Kondisi mobil yang masuk makam di Desa Winong Kedungwaru (Foto: Istimewa/ TulungagungTIMES)
Kondisi mobil yang masuk makam di Desa Winong Kedungwaru (Foto: Istimewa/ TulungagungTIMES)

Kejadian kecelakaan tunggal di Desa Winong Kecamatan Kedungwaru Kabupaten Tulungagung yang menewaskan pengemudi yakni Fadoli (58) warga Desa Pulosari RT 02 RW 15 Kecamatan Ngunut telah selesai dilakukan olah tempat kejadian perkara (TKP). 

Kesimpulan sementara, Kanit Laka Polres Tulungagung, Iptu Diyon Fitrianto mengatakan bahwa korban lepas kendali sebelum menerjang tembok makam Sentono, Rabu (07/10/2020) jam 12.30 wib.

Baca Juga : Rem Blong, Truk Boks Masuk Jurang Sedalam 25 Meter di Blitar, Begini Nasib Pengemudi

Saat itu, Fadoli yang mengemudikan mobil Izusu Panther AG 418 RN merasa pusing dan kemudian lepas kendali.

"Semula kendaraan berjalan dari arah selatan menuju kearah utara.
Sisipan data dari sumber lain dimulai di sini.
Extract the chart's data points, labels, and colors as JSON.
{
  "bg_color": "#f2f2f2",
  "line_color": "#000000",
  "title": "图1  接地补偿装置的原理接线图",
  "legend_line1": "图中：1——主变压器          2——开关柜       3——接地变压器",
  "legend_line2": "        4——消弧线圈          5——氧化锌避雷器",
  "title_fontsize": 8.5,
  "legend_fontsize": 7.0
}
Sesampainya di TKP oleh karena diduga pengemudi pada saat berjalan dari arah selatan menuju ke arah utara tiba-tiba mengeluh pusing di kepala akhirnya hilang kendali dan mobil oleng ke kanan sehingga menabrak tembok makam," kata Diyon.
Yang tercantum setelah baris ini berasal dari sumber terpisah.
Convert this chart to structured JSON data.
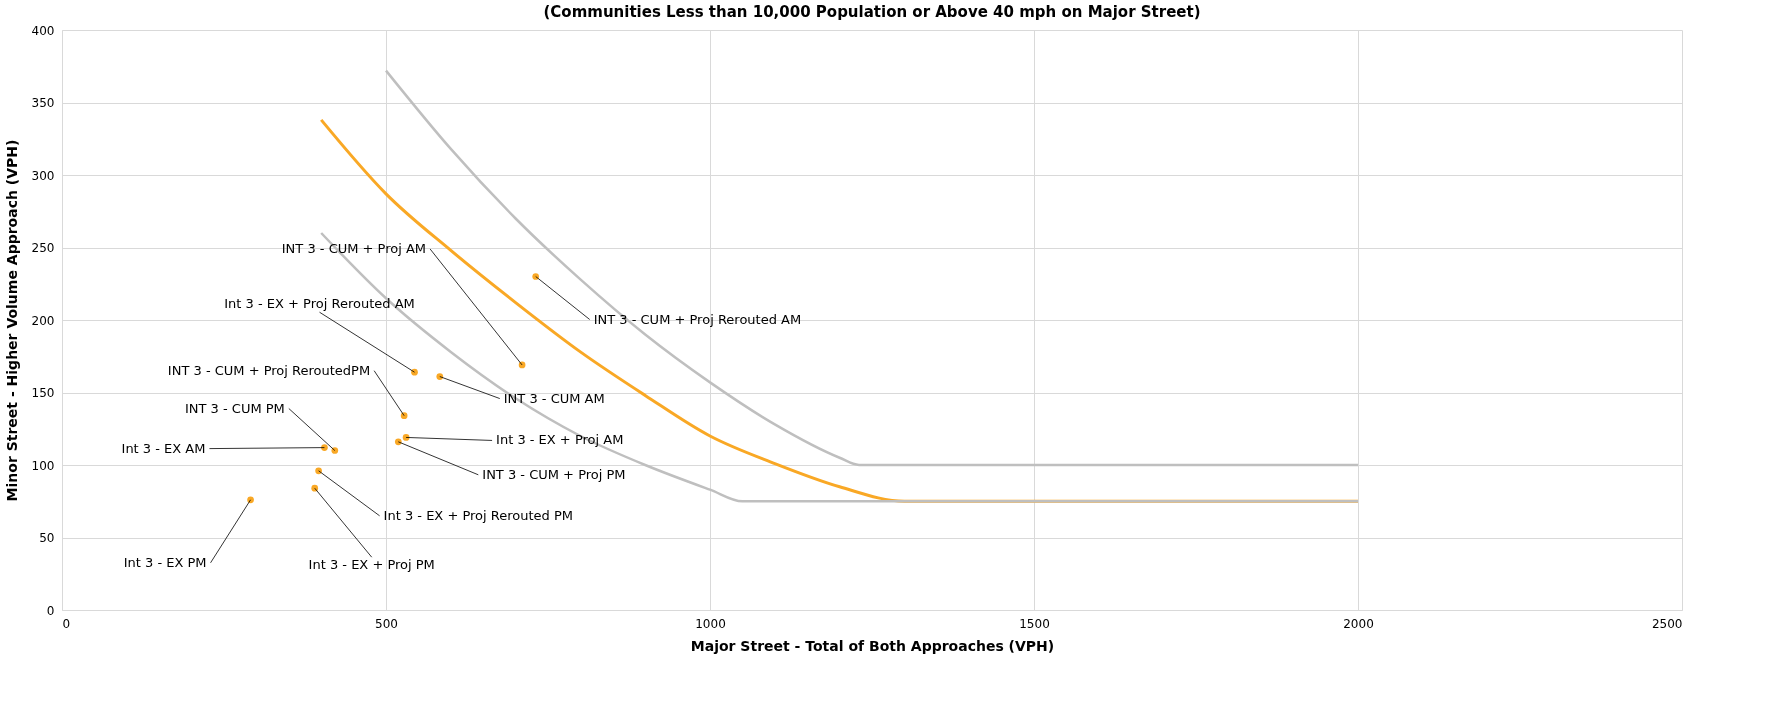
{
  "chart_data": {
    "type": "scatter",
    "title": "(Communities Less than 10,000 Population or Above 40 mph on Major Street)",
    "xlabel": "Major Street - Total of Both Approaches  (VPH)",
    "ylabel": "Minor Street - Higher Volume Approach (VPH)",
    "xlim": [
      0,
      2500
    ],
    "xticks": [
      0,
      500,
      1000,
      1500,
      2000,
      2500
    ],
    "ylim": [
      0,
      400
    ],
    "yticks": [
      0,
      50,
      100,
      150,
      200,
      250,
      300,
      350,
      400
    ],
    "grid": true,
    "series": [
      {
        "type": "line",
        "color": "#bfbfbf",
        "x": [
          500,
          600,
          700,
          800,
          900,
          1000,
          1100,
          1200,
          1230,
          2000
        ],
        "values": [
          372,
          318,
          270,
          228,
          190,
          157,
          128,
          105,
          100,
          100
        ]
      },
      {
        "type": "line",
        "color": "#f9a825",
        "x": [
          400,
          500,
          600,
          700,
          800,
          900,
          1000,
          1100,
          1200,
          1300,
          2000
        ],
        "values": [
          338,
          287,
          248,
          212,
          178,
          148,
          120,
          101,
          85,
          75,
          75
        ]
      },
      {
        "type": "line",
        "color": "#bfbfbf",
        "x": [
          400,
          500,
          600,
          700,
          800,
          900,
          1000,
          1050,
          2000
        ],
        "values": [
          260,
          215,
          178,
          146,
          120,
          100,
          83,
          75,
          75
        ]
      },
      {
        "color": "#f9a825",
        "marker": "circle",
        "x": [
          710,
          731,
          544,
          583,
          528,
          531,
          519,
          421,
          405,
          396,
          390,
          291
        ],
        "values": [
          169,
          230,
          164,
          161,
          134,
          119,
          116,
          110,
          112,
          96,
          84,
          76
        ]
      }
    ],
    "annotations": [
      {
        "text": "INT 3 - CUM + Proj AM",
        "x": 710,
        "y": 169
      },
      {
        "text": "INT 3 - CUM + Proj Rerouted AM",
        "x": 731,
        "y": 230
      },
      {
        "text": "Int 3 - EX + Proj Rerouted AM",
        "x": 544,
        "y": 164
      },
      {
        "text": "INT 3 - CUM AM",
        "x": 583,
        "y": 161
      },
      {
        "text": "INT 3 - CUM + Proj ReroutedPM",
        "x": 528,
        "y": 134
      },
      {
        "text": "Int 3 - EX + Proj AM",
        "x": 531,
        "y": 119
      },
      {
        "text": "INT 3 - CUM + Proj PM",
        "x": 519,
        "y": 116
      },
      {
        "text": "INT 3 - CUM PM",
        "x": 421,
        "y": 110
      },
      {
        "text": "Int 3 - EX AM",
        "x": 405,
        "y": 112
      },
      {
        "text": "Int 3 - EX + Proj Rerouted PM",
        "x": 396,
        "y": 96
      },
      {
        "text": "Int 3 - EX + Proj PM",
        "x": 390,
        "y": 84
      },
      {
        "text": "Int 3 - EX PM",
        "x": 291,
        "y": 76
      }
    ]
  }
}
Akibatnya, Fadoli mengalami luka benturan dan langsung meninggal dunia di TKP, sementara Sinarwati (37) yang diketahui beralamat di Dusun Kalitupang Desa/Kecamatan Kauman mengalami luka memar di dahi.

Kepala Desa Winong, Agus Satoto membantah jika makam Sentono merupakan makam yang wingit. Menurutnya, Fadoli diduga mengalami serangan jantung saat mengemudikan mobilnya dan terjadi kecelakaan itu.
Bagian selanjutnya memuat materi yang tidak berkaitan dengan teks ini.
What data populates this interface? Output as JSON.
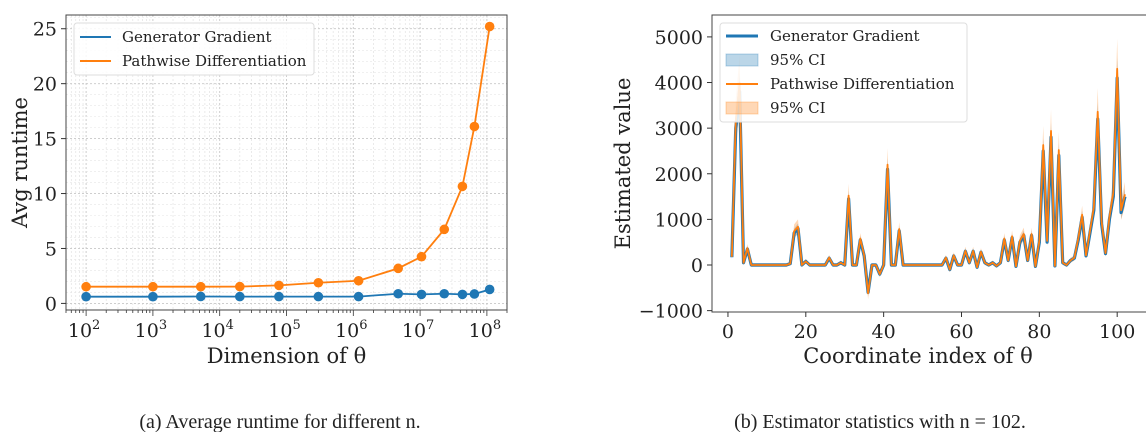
{
  "chart_data": [
    {
      "type": "line",
      "xlabel": "Dimension of θ",
      "ylabel": "Avg runtime",
      "xscale": "log",
      "xlim": [
        50,
        200000000
      ],
      "ylim": [
        -0.6,
        26.25
      ],
      "xticks": [
        100,
        1000,
        10000,
        100000,
        1000000,
        10000000,
        100000000
      ],
      "xtick_labels": [
        [
          "10",
          "2"
        ],
        [
          "10",
          "3"
        ],
        [
          "10",
          "4"
        ],
        [
          "10",
          "5"
        ],
        [
          "10",
          "6"
        ],
        [
          "10",
          "7"
        ],
        [
          "10",
          "8"
        ]
      ],
      "yticks": [
        0,
        5,
        10,
        15,
        20,
        25
      ],
      "grid": true,
      "legend": "top-left",
      "x": [
        100,
        1000,
        5200,
        20000,
        77000,
        300000,
        1200000,
        4700000,
        10500000,
        23000000,
        43000000,
        65000000,
        110000000
      ],
      "series": [
        {
          "name": "Generator Gradient",
          "color": "#1f77b4",
          "values": [
            0.61,
            0.61,
            0.63,
            0.62,
            0.62,
            0.62,
            0.62,
            0.88,
            0.82,
            0.88,
            0.82,
            0.86,
            1.27
          ]
        },
        {
          "name": "Pathwise Differentiation",
          "color": "#ff7f0e",
          "values": [
            1.52,
            1.52,
            1.52,
            1.53,
            1.64,
            1.88,
            2.06,
            3.19,
            4.25,
            6.74,
            10.65,
            16.1,
            25.2
          ]
        }
      ],
      "caption": "(a) Average runtime for different n."
    },
    {
      "type": "line",
      "xlabel": "Coordinate index of θ",
      "ylabel": "Estimated value",
      "xlim": [
        -4.1,
        111
      ],
      "ylim": [
        -1030,
        5480
      ],
      "xticks": [
        0,
        20,
        40,
        60,
        80,
        100
      ],
      "yticks": [
        -1000,
        0,
        1000,
        2000,
        3000,
        4000,
        5000
      ],
      "ytick_labels": [
        "−1000",
        "0",
        "1000",
        "2000",
        "3000",
        "4000",
        "5000"
      ],
      "grid": false,
      "legend": "top-left",
      "legend_entries": [
        "Generator Gradient",
        "95% CI",
        "Pathwise Differentiation",
        "95% CI"
      ],
      "x_start": 1,
      "series": [
        {
          "name": "Generator Gradient",
          "color": "#1f77b4",
          "values": [
            170,
            3000,
            3800,
            50,
            350,
            0,
            0,
            0,
            0,
            0,
            0,
            0,
            0,
            0,
            0,
            30,
            700,
            800,
            0,
            80,
            0,
            0,
            0,
            0,
            0,
            150,
            0,
            0,
            50,
            0,
            1450,
            0,
            0,
            550,
            200,
            -600,
            0,
            0,
            -200,
            0,
            2100,
            0,
            0,
            750,
            0,
            0,
            0,
            0,
            0,
            0,
            0,
            0,
            0,
            0,
            0,
            150,
            -100,
            200,
            0,
            0,
            300,
            50,
            300,
            -50,
            280,
            50,
            0,
            50,
            -20,
            50,
            550,
            100,
            600,
            -30,
            500,
            650,
            100,
            650,
            -30,
            500,
            2500,
            500,
            2800,
            -20,
            2400,
            50,
            0,
            100,
            150,
            550,
            1050,
            200,
            700,
            1200,
            3200,
            900,
            250,
            1000,
            1500,
            4100,
            1150,
            1500
          ],
          "ci_halfwidth": [
            50,
            330,
            410,
            40,
            70,
            30,
            30,
            30,
            30,
            30,
            30,
            30,
            30,
            30,
            30,
            30,
            100,
            110,
            30,
            40,
            30,
            30,
            30,
            30,
            30,
            50,
            30,
            30,
            40,
            30,
            180,
            30,
            30,
            90,
            50,
            90,
            30,
            30,
            50,
            30,
            240,
            30,
            30,
            110,
            30,
            30,
            30,
            30,
            30,
            30,
            30,
            30,
            30,
            30,
            30,
            50,
            40,
            50,
            30,
            30,
            60,
            40,
            60,
            40,
            60,
            40,
            30,
            40,
            30,
            40,
            90,
            40,
            90,
            30,
            80,
            100,
            40,
            100,
            30,
            80,
            280,
            80,
            310,
            30,
            270,
            40,
            30,
            40,
            50,
            90,
            140,
            50,
            100,
            150,
            350,
            120,
            60,
            130,
            180,
            440,
            150,
            180
          ]
        },
        {
          "name": "Pathwise Differentiation",
          "color": "#ff7f0e",
          "values": [
            180,
            3150,
            4000,
            50,
            370,
            0,
            0,
            0,
            0,
            0,
            0,
            0,
            0,
            0,
            0,
            30,
            740,
            840,
            0,
            80,
            0,
            0,
            0,
            0,
            0,
            160,
            0,
            0,
            50,
            0,
            1520,
            0,
            0,
            580,
            210,
            -620,
            0,
            0,
            -200,
            0,
            2200,
            0,
            0,
            790,
            0,
            0,
            0,
            0,
            0,
            0,
            0,
            0,
            0,
            0,
            0,
            160,
            -100,
            210,
            0,
            0,
            310,
            50,
            310,
            -50,
            290,
            50,
            0,
            50,
            -20,
            50,
            580,
            100,
            630,
            -30,
            530,
            680,
            100,
            680,
            -30,
            530,
            2630,
            530,
            2940,
            -20,
            2520,
            50,
            0,
            100,
            160,
            580,
            1100,
            210,
            740,
            1260,
            3360,
            950,
            260,
            1050,
            1580,
            4300,
            1200,
            1550
          ],
          "ci_halfwidth": [
            70,
            490,
            610,
            50,
            90,
            40,
            40,
            40,
            40,
            40,
            40,
            40,
            40,
            40,
            40,
            40,
            150,
            160,
            40,
            50,
            40,
            40,
            40,
            40,
            40,
            60,
            40,
            40,
            50,
            40,
            260,
            40,
            40,
            120,
            70,
            130,
            40,
            40,
            70,
            40,
            360,
            40,
            40,
            150,
            40,
            40,
            40,
            40,
            40,
            40,
            40,
            40,
            40,
            40,
            40,
            60,
            60,
            70,
            40,
            40,
            90,
            50,
            90,
            50,
            80,
            50,
            40,
            50,
            40,
            50,
            120,
            60,
            130,
            40,
            120,
            140,
            60,
            140,
            40,
            120,
            420,
            120,
            470,
            40,
            400,
            50,
            40,
            60,
            60,
            120,
            200,
            70,
            150,
            220,
            520,
            180,
            80,
            190,
            270,
            660,
            210,
            270
          ]
        }
      ],
      "caption": "(b) Estimator statistics with n = 102."
    }
  ]
}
Dari keterangan Sinarwati yang ditanyai oleh Agus, dirinya tidak tau alamat dan status Fadoli. Pasalnya, meski mereka satu mobil ternyata baru berkenalan melalui media sosial.

"Katanya kenal lewat Facebook, saat saya tanya di mana rumah korban (yang bersama Sinarwati), dia malah bilang tidak tau," kata Kepala Desa Winong.

Pertemuan Sinarwati dan Fadoli sudah sejak malam hari, namun di mana pertemuan keduanya tidak disampaikan pada Agus. Sebelumnya, dari keterangan Sinarwati ke awak media

dirinya dijemput oleh Fadoli sekitar pukul 11 siang. Sebelum kejadian, dia dan Fadoli sempat pergi ke tempat wisata kebun belimbing di Desa Moyoketen, Kecamatan Boyolangu.

Baca Juga : Viral Polisi Dangdutan di Tulungagung, Penyebar Video Masih Diburu, Polda Jatim Ucapkan Terima Kasih

Bahkan Fadoli sempat meminta kepada Sinarwati untuk dibelikan buah belimbing. “Saya belikan belimbing dua kilo,” ujar Sinarwati.

Lalu, keluar dari kebun belimbing, Fadoli mengajak Sinarwati untuk berjalan-jalan dengan alasan menyenangkan hatinya. Sinarwati pun hanya manut dan mengikuti kemauan korban.

Namun setibanya di selatan makam Sentono di Desa Winong, Kecamatan Kedungwaru, sekitar pukul 12.00, Fadoli mengeluhkan pusing. Sinarwati lalu meminta untuk menepikan kendaraan itu.

Naas, belum sempat ditepikan, mobil yang melaju dari selatan ke utara ini keburu menabrak tembok makam dan masuk ke area makam. Akibatnya, Fadoli langsung meninggal di lokasi kejadian. Sedangkan Sinarwati mengalami benturan di kepala. “Saya langsung berteriak minta tolong dan keluar dari mobil,” ungkapnya.

Dari penuturan Sinarwati, dirinya bertemu korban baru hari ini. Sebelumnya dia hanya berhubungan dengan korban melalui media sosial. Jadi, pertama bertemu, dirinya langsung diajak Fadoli jalan dan berujung kecelakaan maut tersebut.